The Bank of England has warned that the immense hype surrounding artificial intelligence could culminate in a market crash that ultimately results in “finance drying up for households and businesses.” The bank’s Financial Policy Committee (FPC) stated that the risk of a “sharp market correction” is on the rise, driven by worryingly high valuations in the AI tech sector.
According to the FPC, equity market valuations, particularly for AI-focused companies, appear “stretched.” The committee cited the explosive growth of firms like OpenAI, now valued at $500 billion, as evidence of a market fueled by optimism rather than proven results. This leaves the market highly vulnerable to a sudden downturn if the lofty promises of AI fail to materialize swiftly.
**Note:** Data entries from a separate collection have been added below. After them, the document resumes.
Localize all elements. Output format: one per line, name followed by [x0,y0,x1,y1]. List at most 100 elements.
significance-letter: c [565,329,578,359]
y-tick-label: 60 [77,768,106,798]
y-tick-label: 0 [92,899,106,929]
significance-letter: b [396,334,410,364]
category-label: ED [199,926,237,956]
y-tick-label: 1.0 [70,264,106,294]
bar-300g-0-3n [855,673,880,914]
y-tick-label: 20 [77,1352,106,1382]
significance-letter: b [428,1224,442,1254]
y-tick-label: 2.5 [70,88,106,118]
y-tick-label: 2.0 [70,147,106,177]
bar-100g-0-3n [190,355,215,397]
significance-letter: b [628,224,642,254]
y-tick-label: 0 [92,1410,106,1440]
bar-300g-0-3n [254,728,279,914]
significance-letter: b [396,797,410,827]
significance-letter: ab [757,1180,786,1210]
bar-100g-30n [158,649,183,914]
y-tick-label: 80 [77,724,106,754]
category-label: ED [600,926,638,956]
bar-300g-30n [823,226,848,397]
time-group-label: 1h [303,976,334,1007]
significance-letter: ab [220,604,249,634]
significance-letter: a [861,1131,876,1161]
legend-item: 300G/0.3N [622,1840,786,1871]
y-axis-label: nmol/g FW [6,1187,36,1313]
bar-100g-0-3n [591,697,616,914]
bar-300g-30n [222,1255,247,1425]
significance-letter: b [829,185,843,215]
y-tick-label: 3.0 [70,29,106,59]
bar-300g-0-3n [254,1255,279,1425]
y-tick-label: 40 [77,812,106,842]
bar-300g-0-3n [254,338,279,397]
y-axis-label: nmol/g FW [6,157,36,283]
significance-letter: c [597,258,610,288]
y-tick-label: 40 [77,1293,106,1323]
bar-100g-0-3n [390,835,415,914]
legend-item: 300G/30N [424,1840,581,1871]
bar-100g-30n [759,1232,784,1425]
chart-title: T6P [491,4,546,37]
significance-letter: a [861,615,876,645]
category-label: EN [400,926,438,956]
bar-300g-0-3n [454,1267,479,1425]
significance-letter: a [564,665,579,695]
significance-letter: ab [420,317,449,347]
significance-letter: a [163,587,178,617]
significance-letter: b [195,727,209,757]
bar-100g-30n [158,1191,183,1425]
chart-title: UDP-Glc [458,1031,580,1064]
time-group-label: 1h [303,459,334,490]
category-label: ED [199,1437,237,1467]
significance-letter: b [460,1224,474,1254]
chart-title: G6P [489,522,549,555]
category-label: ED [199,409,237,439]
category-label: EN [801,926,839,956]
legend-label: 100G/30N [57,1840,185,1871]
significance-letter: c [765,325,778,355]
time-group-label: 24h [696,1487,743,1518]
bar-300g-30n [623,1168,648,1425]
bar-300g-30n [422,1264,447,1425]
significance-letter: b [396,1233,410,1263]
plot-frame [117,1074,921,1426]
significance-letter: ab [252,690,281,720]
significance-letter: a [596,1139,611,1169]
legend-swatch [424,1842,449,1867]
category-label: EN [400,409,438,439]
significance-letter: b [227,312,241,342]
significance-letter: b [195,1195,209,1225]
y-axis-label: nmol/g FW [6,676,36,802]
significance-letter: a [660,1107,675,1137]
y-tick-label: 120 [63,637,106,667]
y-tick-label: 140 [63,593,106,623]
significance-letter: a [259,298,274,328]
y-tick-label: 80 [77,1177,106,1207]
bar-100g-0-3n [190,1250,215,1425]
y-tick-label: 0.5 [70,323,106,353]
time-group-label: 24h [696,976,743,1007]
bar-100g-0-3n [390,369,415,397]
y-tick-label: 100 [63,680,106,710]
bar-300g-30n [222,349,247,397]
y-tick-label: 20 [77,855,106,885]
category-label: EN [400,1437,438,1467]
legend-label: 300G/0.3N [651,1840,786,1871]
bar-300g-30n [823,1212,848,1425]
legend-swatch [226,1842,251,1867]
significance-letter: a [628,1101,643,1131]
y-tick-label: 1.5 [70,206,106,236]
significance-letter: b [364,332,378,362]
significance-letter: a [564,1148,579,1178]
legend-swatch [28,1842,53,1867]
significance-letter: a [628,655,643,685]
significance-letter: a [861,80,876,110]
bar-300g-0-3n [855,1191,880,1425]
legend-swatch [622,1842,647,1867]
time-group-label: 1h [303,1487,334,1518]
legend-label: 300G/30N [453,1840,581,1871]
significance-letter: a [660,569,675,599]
A recent study from MIT adds a dose of reality to the AI frenzy, revealing that 95% of organizations are currently seeing zero return on their generative AI investments. This disconnect between investor expectation and business reality is a classic hallmark of a speculative bubble. The Bank fears a “sudden correction could occur” if this reality sinks in, causing stock prices to plummet.
The FPC also identified a significant, concurrent threat from US politics. The committee is concerned by Donald Trump’s ongoing rhetoric threatening the independence of the US Federal Reserve. Global financial stability relies heavily on the perceived credibility and impartiality of the Fed.
Any erosion of that trust could lead to a “sharp repricing of US dollar assets,” which would trigger volatility across international markets. For Britain, the consequences could be severe. The FPC warned that the “risk of spillovers to the UK financial system from such global shocks is material,” directly threatening the availability of loans and credit for ordinary people and companies across the country.